João Fernandes Vieira tem um rebate, e pretende restaurar Pernambuco, servindo-se da mesma táctica manhosa dos inimigos. Chamam-no estes ao seu serviço e ele aceita os cargos de agente de negócios da Companhia e membro do seu conselho supremo, ficando assim conhecedor de todos os tramas e recursos. Escreve a D. João IV pedindo-lhe licença para resgatar o país da mão dos usurpadores, ao que o monarca se opôs!

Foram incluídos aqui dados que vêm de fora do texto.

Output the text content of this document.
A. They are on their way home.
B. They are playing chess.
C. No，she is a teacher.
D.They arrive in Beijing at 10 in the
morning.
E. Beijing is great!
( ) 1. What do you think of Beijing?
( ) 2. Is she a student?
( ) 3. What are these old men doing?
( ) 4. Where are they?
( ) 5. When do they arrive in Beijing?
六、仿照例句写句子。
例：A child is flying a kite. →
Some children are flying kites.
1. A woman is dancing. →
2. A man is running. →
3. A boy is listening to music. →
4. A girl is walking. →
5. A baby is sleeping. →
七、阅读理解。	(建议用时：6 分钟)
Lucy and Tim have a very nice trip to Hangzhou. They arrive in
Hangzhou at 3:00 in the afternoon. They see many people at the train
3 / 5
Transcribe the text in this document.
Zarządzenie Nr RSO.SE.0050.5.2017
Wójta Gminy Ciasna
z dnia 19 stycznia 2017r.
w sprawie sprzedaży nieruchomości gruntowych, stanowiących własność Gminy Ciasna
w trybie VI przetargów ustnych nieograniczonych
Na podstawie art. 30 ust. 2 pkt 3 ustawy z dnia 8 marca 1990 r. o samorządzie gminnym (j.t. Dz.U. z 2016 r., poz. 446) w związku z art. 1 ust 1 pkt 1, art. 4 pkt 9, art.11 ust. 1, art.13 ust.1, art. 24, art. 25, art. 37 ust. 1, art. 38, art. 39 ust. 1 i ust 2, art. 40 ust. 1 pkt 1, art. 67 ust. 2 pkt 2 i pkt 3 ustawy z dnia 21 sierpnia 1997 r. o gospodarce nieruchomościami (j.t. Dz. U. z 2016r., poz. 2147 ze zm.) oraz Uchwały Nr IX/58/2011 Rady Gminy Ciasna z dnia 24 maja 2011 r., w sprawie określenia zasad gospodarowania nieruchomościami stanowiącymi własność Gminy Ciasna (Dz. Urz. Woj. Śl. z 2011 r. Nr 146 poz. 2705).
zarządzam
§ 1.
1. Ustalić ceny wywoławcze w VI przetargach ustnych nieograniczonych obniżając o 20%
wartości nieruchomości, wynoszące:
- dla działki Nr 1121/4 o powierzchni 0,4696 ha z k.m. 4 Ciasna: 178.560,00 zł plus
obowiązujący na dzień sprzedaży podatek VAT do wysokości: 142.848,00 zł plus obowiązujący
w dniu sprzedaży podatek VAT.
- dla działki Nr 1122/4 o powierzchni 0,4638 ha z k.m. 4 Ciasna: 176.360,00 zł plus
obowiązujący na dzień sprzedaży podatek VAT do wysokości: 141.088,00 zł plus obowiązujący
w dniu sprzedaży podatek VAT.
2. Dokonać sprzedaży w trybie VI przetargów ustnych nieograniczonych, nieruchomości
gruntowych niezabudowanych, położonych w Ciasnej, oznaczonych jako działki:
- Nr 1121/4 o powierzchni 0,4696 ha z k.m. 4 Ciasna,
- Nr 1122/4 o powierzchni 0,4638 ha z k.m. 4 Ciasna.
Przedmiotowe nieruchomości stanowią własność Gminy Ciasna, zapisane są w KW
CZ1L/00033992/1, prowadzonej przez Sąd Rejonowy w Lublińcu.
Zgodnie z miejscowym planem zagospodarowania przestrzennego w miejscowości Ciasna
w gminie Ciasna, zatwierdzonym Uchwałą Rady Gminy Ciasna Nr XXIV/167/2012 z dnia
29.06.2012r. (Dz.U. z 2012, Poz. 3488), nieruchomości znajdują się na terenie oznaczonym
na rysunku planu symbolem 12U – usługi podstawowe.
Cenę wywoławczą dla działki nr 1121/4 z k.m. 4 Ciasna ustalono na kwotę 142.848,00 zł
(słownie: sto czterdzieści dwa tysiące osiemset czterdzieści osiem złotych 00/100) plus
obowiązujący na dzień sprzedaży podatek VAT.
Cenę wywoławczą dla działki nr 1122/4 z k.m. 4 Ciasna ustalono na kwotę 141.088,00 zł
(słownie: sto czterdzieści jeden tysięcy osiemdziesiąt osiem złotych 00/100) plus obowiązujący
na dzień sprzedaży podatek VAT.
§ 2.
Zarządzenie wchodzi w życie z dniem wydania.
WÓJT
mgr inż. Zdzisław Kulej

Descobriram os holandeses os seus intentos, dissimularam também, querendo atraí-lo ao Recife, mas Vieira iludiu-os e pôs-se em campo, levantando o pendão da Liberdade em Pernambuco–de fazenda em fazenda, de engenho em engenho incitava a Revolução.

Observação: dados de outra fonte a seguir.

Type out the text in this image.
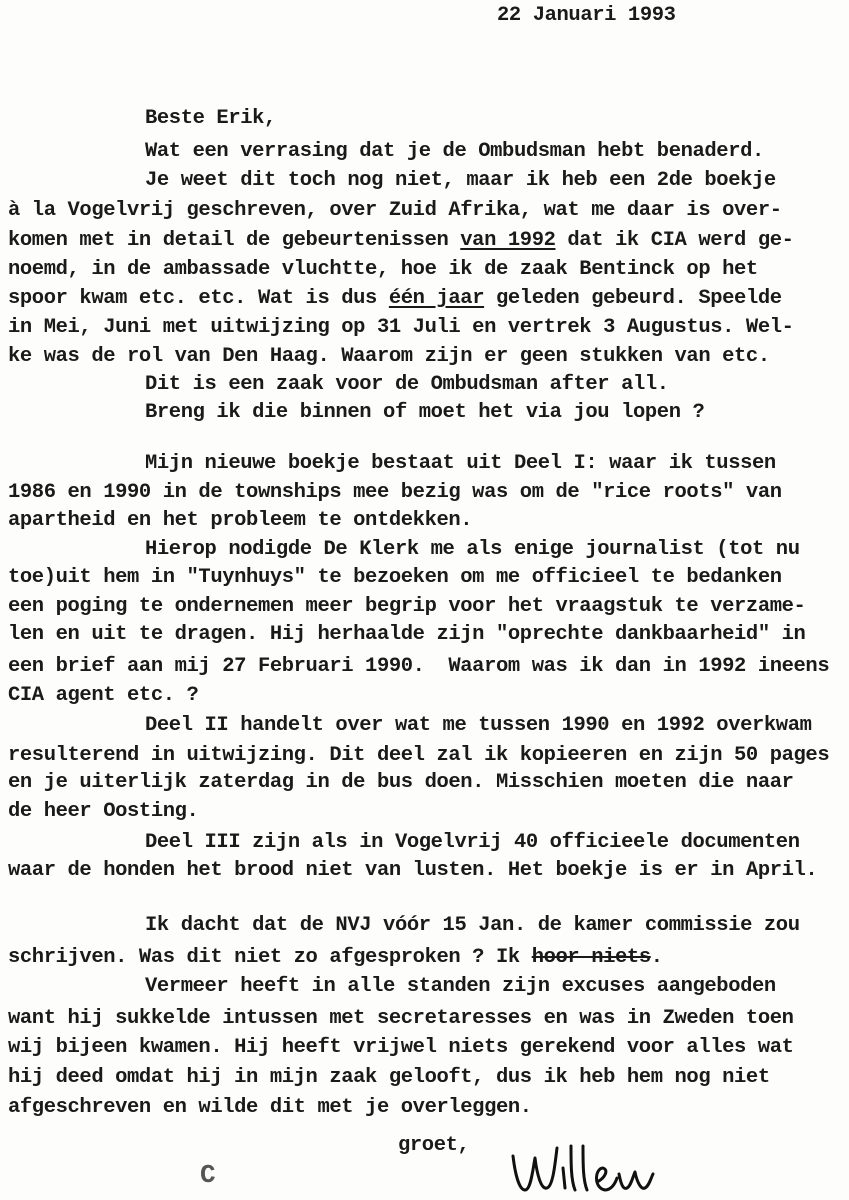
22 Januari 1993
Beste Erik,
Wat een verrasing dat je de Ombudsman hebt benaderd.
Je weet dit toch nog niet, maar ik heb een 2de boekje
à la Vogelvrij geschreven, over Zuid Afrika, wat me daar is over-
komen met in detail de gebeurtenissen van 1992 dat ik CIA werd ge-
noemd, in de ambassade vluchtte, hoe ik de zaak Bentinck op het
spoor kwam etc. etc. Wat is dus één jaar geleden gebeurd. Speelde
in Mei, Juni met uitwijzing op 31 Juli en vertrek 3 Augustus. Wel-
ke was de rol van Den Haag. Waarom zijn er geen stukken van etc.
Dit is een zaak voor de Ombudsman after all.
Breng ik die binnen of moet het via jou lopen ?
Mijn nieuwe boekje bestaat uit Deel I: waar ik tussen
1986 en 1990 in de townships mee bezig was om de "rice roots" van
apartheid en het probleem te ontdekken.
Hierop nodigde De Klerk me als enige journalist (tot nu
toe)uit hem in "Tuynhuys" te bezoeken om me officieel te bedanken
een poging te ondernemen meer begrip voor het vraagstuk te verzame-
len en uit te dragen. Hij herhaalde zijn "oprechte dankbaarheid" in
een brief aan mij 27 Februari 1990.  Waarom was ik dan in 1992 ineens
CIA agent etc. ?
Deel II handelt over wat me tussen 1990 en 1992 overkwam
resulterend in uitwijzing. Dit deel zal ik kopieeren en zijn 50 pages
en je uiterlijk zaterdag in de bus doen. Misschien moeten die naar
de heer Oosting.
Deel III zijn als in Vogelvrij 40 officieele documenten
waar de honden het brood niet van lusten. Het boekje is er in April.
Ik dacht dat de NVJ vóór 15 Jan. de kamer commissie zou
schrijven. Was dit niet zo afgesproken ? Ik hoor niets.
Vermeer heeft in alle standen zijn excuses aangeboden
want hij sukkelde intussen met secretaresses en was in Zweden toen
wij bijeen kwamen. Hij heeft vrijwel niets gerekend voor alles wat
hij deed omdat hij in mijn zaak gelooft, dus ik heb hem nog niet
afgeschreven en wilde dit met je overleggen.
groet,
C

Lançaram bando os holandeses prometendo amnistia aos revoltosos que se apresentassem em determinado prazo. Vieira declara traídores quantos não seguissem a sua causa. O conselho de Pernambuco põe a preço a sua cabeça. Vieira põe a preço a cabeça dos membros do Conselho de Pernambuco!
Protegeu-o a boa estrela de Tabocas e Guarapes. Esta ultima batalha é comparada á de Aljubarrota, pois decidiu da independência do país.

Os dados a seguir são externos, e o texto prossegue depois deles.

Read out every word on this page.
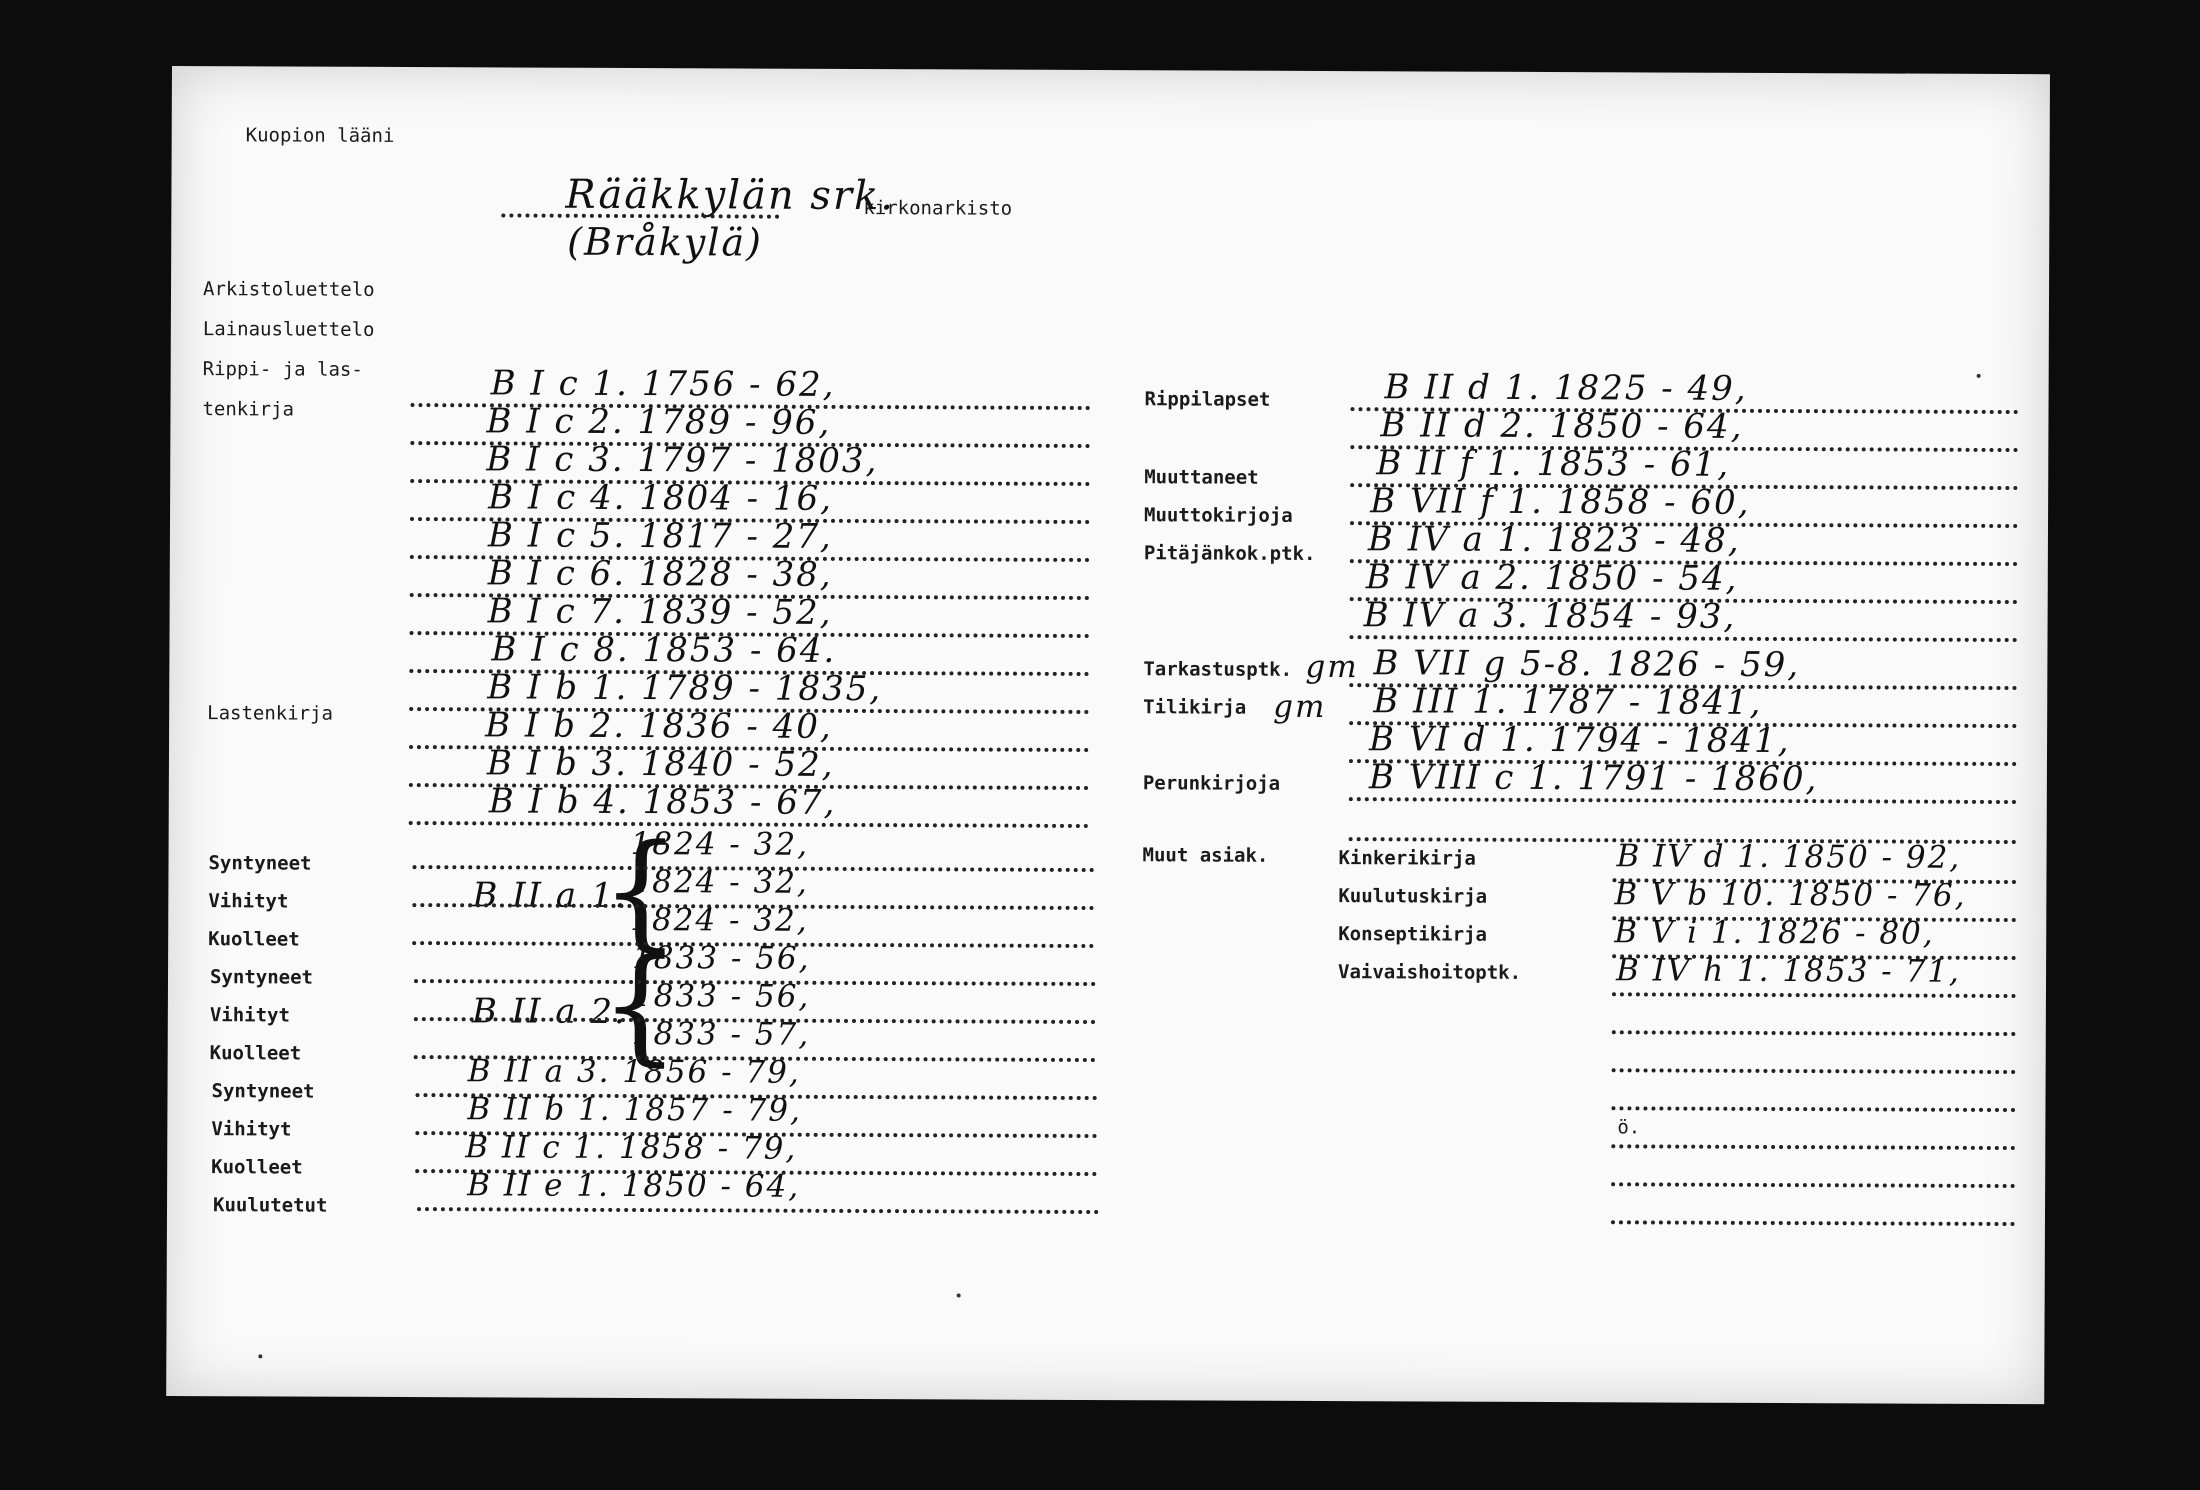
Kuopion lääni
Rääkkylän srk.
kirkonarkisto
(Bråkylä)
Arkistoluettelo
Lainausluettelo
Rippi- ja las-
tenkirja
Lastenkirja
B I c 1. 1756 - 62,
B I c 2. 1789 - 96,
B I c 3. 1797 - 1803,
B I c 4. 1804 - 16,
B I c 5. 1817 - 27,
B I c 6. 1828 - 38,
B I c 7. 1839 - 52,
B I c 8. 1853 - 64.
B I b 1. 1789 - 1835,
B I b 2. 1836 - 40,
B I b 3. 1840 - 52,
B I b 4. 1853 - 67,
Syntyneet
Vihityt
Kuolleet
Syntyneet
Vihityt
Kuolleet
Syntyneet
Vihityt
Kuolleet
Kuulutetut
B II a 1.
{
1824 - 32,
1824 - 32,
1824 - 32,
B II a 2.
{
1833 - 56,
1833 - 56,
1833 - 57,
B II a 3. 1856 - 79,
B II b 1. 1857 - 79,
B II c 1. 1858 - 79,
B II e 1. 1850 - 64,
Rippilapset
Muuttaneet
Muuttokirjoja
Pitäjänkok.ptk.
Tarkastusptk. gm
Tilikirja gm
Perunkirjoja
Muut asiak.
B II d 1. 1825 - 49,
B II d 2. 1850 - 64,
B II f 1. 1853 - 61,
B VII f 1. 1858 - 60,
B IV a 1. 1823 - 48,
B IV a 2. 1850 - 54,
B IV a 3. 1854 - 93,
B VII g 5-8. 1826 - 59,
B III 1. 1787 - 1841,
B VI d 1. 1794 - 1841,
B VIII c 1. 1791 - 1860,
Kinkerikirja
Kuulutuskirja
Konseptikirja
Vaivaishoitoptk.
B IV d 1. 1850 - 92,
B V b 10. 1850 - 76,
B V i 1. 1826 - 80,
B IV h 1. 1853 - 71,
ö.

Venceu. Cumularam-no de favores. É a lei da sorte. Foi governador de Paraiba e depois de Angola, fidalgo da Casa Real, alcaide-mor da vila de Pinhel e comendador de muitas comendas, daquelas que rendiam bom dinheiro.
Com 85 anos, a 10 de Janeiro de 1681, morreu em Olinda João Fernandes Vieira, deixando um curioso testamento.
Quem quiser mais amplos esclarecimentos acerca deste distinto madeirense, leia o pesado volume de Fr. Rafael de Jesus sobre o Castrioto Luzitano ou a edição francesa mais leve, de 1842, 0 Valoroso Lucideno por Mauuel Calado, a memória de Lima Felner apresentada á Academia das Sciencias em 1873, e a monografia Ascendência, naturalidade & mudança de nome de João Fernandes Vieira, pelo autor deste artigo. S.
No n.° 152 do Correio da Madeira, do mês de Setembro de 1922, foi publicado um interessante documento extraído duma copia do L.° I dos Baptizados e Casamentos da paróquia do Faial; que diz o seguinte: «Em os vinte e nove dias do mez de Junho de. . . zei nesta Igreja a Fran.° fo de Francisco dor Nellas e de Ant.ª Mendes e foram padrinhos Braz Prª e de Au=fª de Beatriz oriz e assim os padrinhos com os bautizados são fregueses desta Igreja de Na S...Uerd.de fiz este termo oje dia mez anno as--Sebastião Gonsalves=e Braz Prª». Estando este termo entre dois outros do ano de 1596, parece evidente ter ele sido feito neste ano, havendo também fortes razões para crer que o indivíduo a quem o mesmo termo se refere seja o celebre João Fernandes Vieira, cujo verdadeiro nome era Francisco de Ornelas Moniz e que teve por pais Francisco de Ornelas Moniz e Antonia Mendes. A ter Fernandes Vieira nascido a 29 de Junho de 1596, faleceu com 85 anos incompletos e não com 68, como se disse na 1ª. edição desta obra.
A copia do L.° I dos Baptizados e Casamentos da paróquia do Faial foi tirada em 1766, em virtude do mesmo livro se achar em muito mau estado, tendo esse trabalho sido mandado fazer pelo Bispo da Diocese em Junho daquele ano, segundo certificou o vigário actual da freguesia o Rev. Dr. Francisco Fulgencio de Andrade. (1921).
Por iniciativa do Dr. Abel Capitolino Baptista, ergueu-se na Avenida Manuel de Arriaga um modesto monumento á memória de João Fernandes Vieira, que se inaugurou solenemente no dia 11 de Maio de 1924 e que no ano de 1933 foi transferido para o Jardim Municipal.